Résolution de papier


 

Parmi les ministres «socialistes» et les chefs de la petite bourgeoisie, monsieur Tsérétéli est l'un des plus bavards. Il faut se forcer pour lire jusqu'au bout ses innombrables interventions, tant sont creux et plats ces discours vraiment «ministériels» qui ne disent rien, n'engagent à rien et sont dépourvus de toute signification sérieuse. La fatuité sans bornes de l'orateur rend ces éloquentes «déclarations» (dont le vide précisément devait faire de Tsérétéli le favori de la bourgeoisie) encore plus insupportables, et il est parfois difficile de savoir si c'est une stupidité extraordinaire ou un cynique utilitarisme politique que dissimulent ces phrases doucereuses, lisses, bien léchées.

Plus l'éloquence de Tsérétéli est creuse et plus il faut insister sur l'aventure exceptionnelle et tout à fait invraisemblable advenue à cet orateur le 18 août, à l'Assemblée plénière du Soviet de Petrograd. Incroyable, mais vrai : quelques mots simples, clairs, concrets et véridiques ont échappé à Tsérétéli. Quelques mots qui expriment avec exactitude une vérité politique sérieuse, profonde, dont la signification n'est pas fortuite et qui caractérise toute la situation politique actuelle dans ses traits principaux, essentiels, dans ses fondements.

D'après le compte rendu de la Retch, Tsérétéli (le lecteur se rappelle certainement qu'il a combattu la résolution sur la suppression de la peine de mort) a dit :

«...Vos résolutions, quelles qu'elles soient, ne serviront à rien. Ce qu'il faut ce sont non pas des résolutions de papier, mais des actes...»

Ce qui est vrai est vrai. Il est agréable d'entendre des paroles sensées...

Certes, en énonçant cette vérité, Tsérétéli parle avant tout et surtout contre lui-même.
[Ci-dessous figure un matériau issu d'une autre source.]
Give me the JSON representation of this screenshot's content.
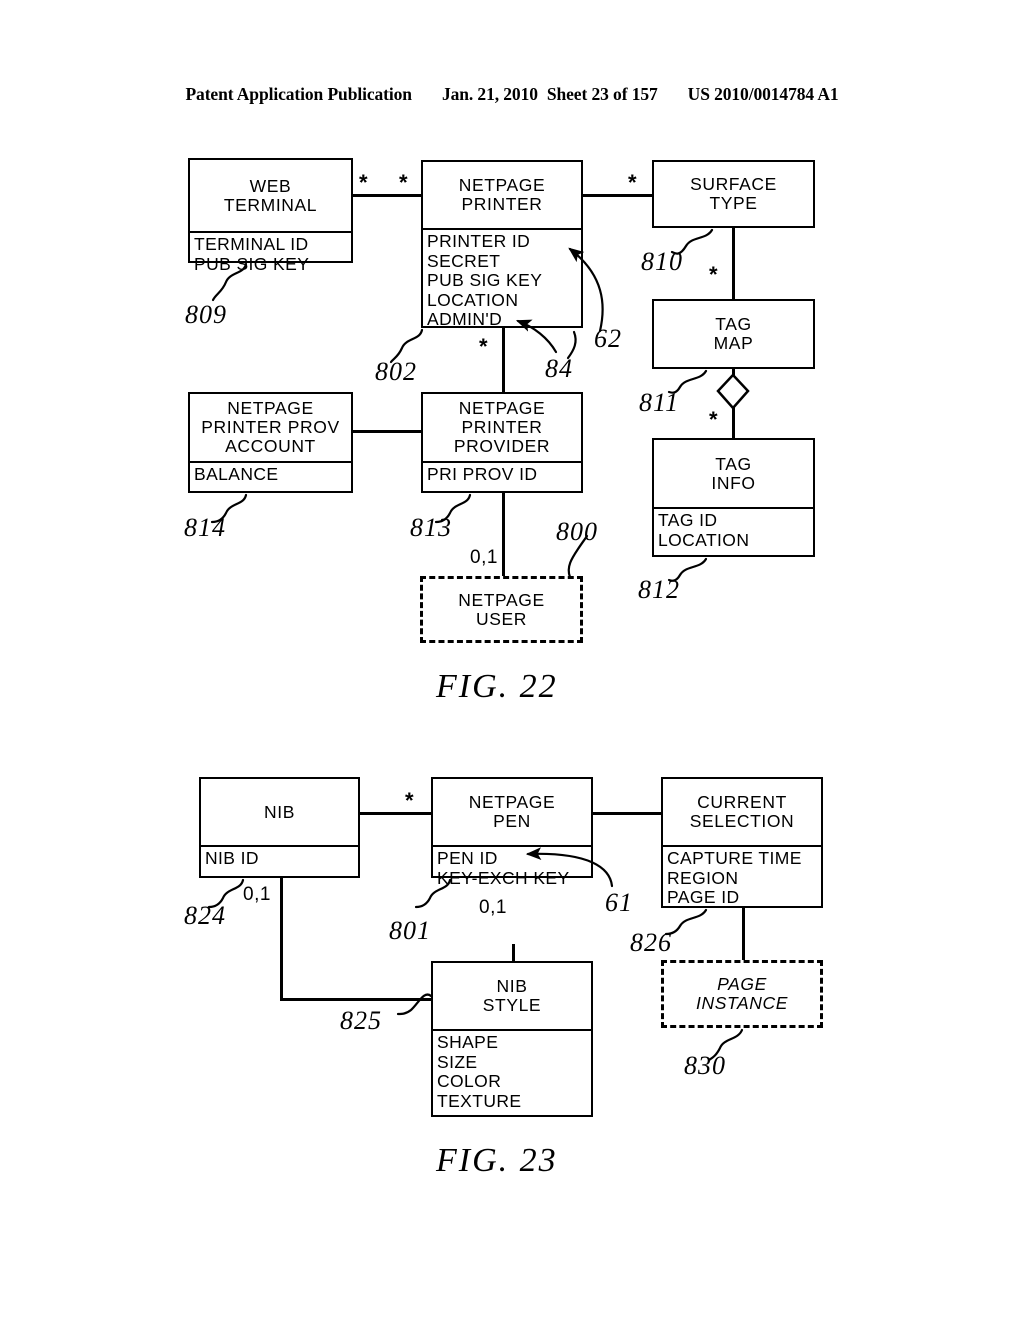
{
  "header": {
    "publication": "Patent Application Publication",
    "date": "Jan. 21, 2010",
    "sheet": "Sheet 23 of 157",
    "docnumber": "US 2010/0014784 A1"
  },
  "figures": [
    {
      "caption": "FIG. 22",
      "entities": [
        {
          "id": "web-terminal",
          "title": [
            "WEB",
            "TERMINAL"
          ],
          "attributes": [
            "TERMINAL ID",
            "PUB SIG KEY"
          ],
          "ref": "809",
          "dashed": false
        },
        {
          "id": "netpage-printer",
          "title": [
            "NETPAGE",
            "PRINTER"
          ],
          "attributes": [
            "PRINTER ID",
            "SECRET",
            "PUB SIG KEY",
            "LOCATION",
            "ADMIN'D"
          ],
          "ref": "802",
          "dashed": false
        },
        {
          "id": "surface-type",
          "title": [
            "SURFACE",
            "TYPE"
          ],
          "attributes": [],
          "ref": "810",
          "dashed": false
        },
        {
          "id": "tag-map",
          "title": [
            "TAG",
            "MAP"
          ],
          "attributes": [],
          "ref": "811",
          "dashed": false
        },
        {
          "id": "tag-info",
          "title": [
            "TAG",
            "INFO"
          ],
          "attributes": [
            "TAG ID",
            "LOCATION"
          ],
          "ref": "812",
          "dashed": false
        },
        {
          "id": "netpage-printer-prov-account",
          "title": [
            "NETPAGE",
            "PRINTER PROV",
            "ACCOUNT"
          ],
          "attributes": [
            "BALANCE"
          ],
          "ref": "814",
          "dashed": false
        },
        {
          "id": "netpage-printer-provider",
          "title": [
            "NETPAGE",
            "PRINTER",
            "PROVIDER"
          ],
          "attributes": [
            "PRI PROV ID"
          ],
          "ref": "813",
          "dashed": false
        },
        {
          "id": "netpage-user",
          "title": [
            "NETPAGE",
            "USER"
          ],
          "attributes": [],
          "ref": "800",
          "dashed": true
        }
      ],
      "extra_refs": [
        "62",
        "84"
      ],
      "multiplicities": [
        "*",
        "*",
        "*",
        "*",
        "*",
        "*",
        "0,1"
      ]
    },
    {
      "caption": "FIG. 23",
      "entities": [
        {
          "id": "nib",
          "title": [
            "NIB"
          ],
          "attributes": [
            "NIB ID"
          ],
          "ref": "824",
          "dashed": false
        },
        {
          "id": "netpage-pen",
          "title": [
            "NETPAGE",
            "PEN"
          ],
          "attributes": [
            "PEN ID",
            "KEY-EXCH KEY"
          ],
          "ref": "801",
          "dashed": false
        },
        {
          "id": "current-selection",
          "title": [
            "CURRENT",
            "SELECTION"
          ],
          "attributes": [
            "CAPTURE TIME",
            "REGION",
            "PAGE ID"
          ],
          "ref": "826",
          "dashed": false
        },
        {
          "id": "nib-style",
          "title": [
            "NIB",
            "STYLE"
          ],
          "attributes": [
            "SHAPE",
            "SIZE",
            "COLOR",
            "TEXTURE"
          ],
          "ref": "825",
          "dashed": false
        },
        {
          "id": "page-instance",
          "title": [
            "PAGE",
            "INSTANCE"
          ],
          "attributes": [],
          "ref": "830",
          "dashed": true
        }
      ],
      "extra_refs": [
        "61"
      ],
      "multiplicities": [
        "*",
        "0,1",
        "0,1"
      ]
    }
  ],
  "labels": {
    "fig22": {
      "caption": "FIG. 22",
      "web_terminal_t1": "WEB",
      "web_terminal_t2": "TERMINAL",
      "web_terminal_a1": "TERMINAL ID",
      "web_terminal_a2": "PUB SIG KEY",
      "web_terminal_ref": "809",
      "netpage_printer_t1": "NETPAGE",
      "netpage_printer_t2": "PRINTER",
      "netpage_printer_a1": "PRINTER ID",
      "netpage_printer_a2": "SECRET",
      "netpage_printer_a3": "PUB SIG KEY",
      "netpage_printer_a4": "LOCATION",
      "netpage_printer_a5": "ADMIN'D",
      "netpage_printer_ref": "802",
      "ref_62": "62",
      "ref_84": "84",
      "surface_type_t1": "SURFACE",
      "surface_type_t2": "TYPE",
      "surface_type_ref": "810",
      "tag_map_t1": "TAG",
      "tag_map_t2": "MAP",
      "tag_map_ref": "811",
      "tag_info_t1": "TAG",
      "tag_info_t2": "INFO",
      "tag_info_a1": "TAG ID",
      "tag_info_a2": "LOCATION",
      "tag_info_ref": "812",
      "nppa_t1": "NETPAGE",
      "nppa_t2": "PRINTER PROV",
      "nppa_t3": "ACCOUNT",
      "nppa_a1": "BALANCE",
      "nppa_ref": "814",
      "npp_t1": "NETPAGE",
      "npp_t2": "PRINTER",
      "npp_t3": "PROVIDER",
      "npp_a1": "PRI PROV ID",
      "npp_ref": "813",
      "netpage_user_t1": "NETPAGE",
      "netpage_user_t2": "USER",
      "netpage_user_ref": "800",
      "m_wt_star": "*",
      "m_np_star": "*",
      "m_st_star": "*",
      "m_tagmap_star": "*",
      "m_taginfo_star": "*",
      "m_provider_star": "*",
      "m_user_zeroone": "0,1"
    },
    "fig23": {
      "caption": "FIG. 23",
      "nib_t1": "NIB",
      "nib_a1": "NIB ID",
      "nib_ref": "824",
      "pen_t1": "NETPAGE",
      "pen_t2": "PEN",
      "pen_a1": "PEN ID",
      "pen_a2": "KEY-EXCH KEY",
      "pen_ref": "801",
      "ref_61": "61",
      "cursel_t1": "CURRENT",
      "cursel_t2": "SELECTION",
      "cursel_a1": "CAPTURE TIME",
      "cursel_a2": "REGION",
      "cursel_a3": "PAGE ID",
      "cursel_ref": "826",
      "nibstyle_t1": "NIB",
      "nibstyle_t2": "STYLE",
      "nibstyle_a1": "SHAPE",
      "nibstyle_a2": "SIZE",
      "nibstyle_a3": "COLOR",
      "nibstyle_a4": "TEXTURE",
      "nibstyle_ref": "825",
      "pageinst_t1": "PAGE",
      "pageinst_t2": "INSTANCE",
      "pageinst_ref": "830",
      "m_nib_star": "*",
      "m_nib_zeroone": "0,1",
      "m_pen_zeroone": "0,1"
    }
  }
}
Car étant l'un des chefs les plus en vue du Soviet, il a contribué à prostituer cet organisme, à le ravaler au rôle lamentable d'assemblée libérale destinée à léguer au monde des archives pleines de vœux pieux parfaitement stériles. Tsérétéli, qui a fait voter au Soviet émasculé par les socialistes-révolutionnaires et les mencheviks des centaines de «résolutions de papier», a moins que personne le droit de crier aux «résolutions de papier» quand il s'agit de l'adoption d'une résolution qui l'atteint de façon sensible. Il s'est mis dans la situation parfaitement ridicule du député qui s'est montré le plus zélé partisan de motions «parlementaires», les a portées aux nues, s'est le plus dépensé pour elles et qui, atteint lui-même par une motion, se met à hurler que les «raisins sont trop verts» et qu'après tout qu'il s'agit d'une résolution de papier.

Et néanmoins, même dite par un homme faux et sur un ton faux, la vérité reste la vérité.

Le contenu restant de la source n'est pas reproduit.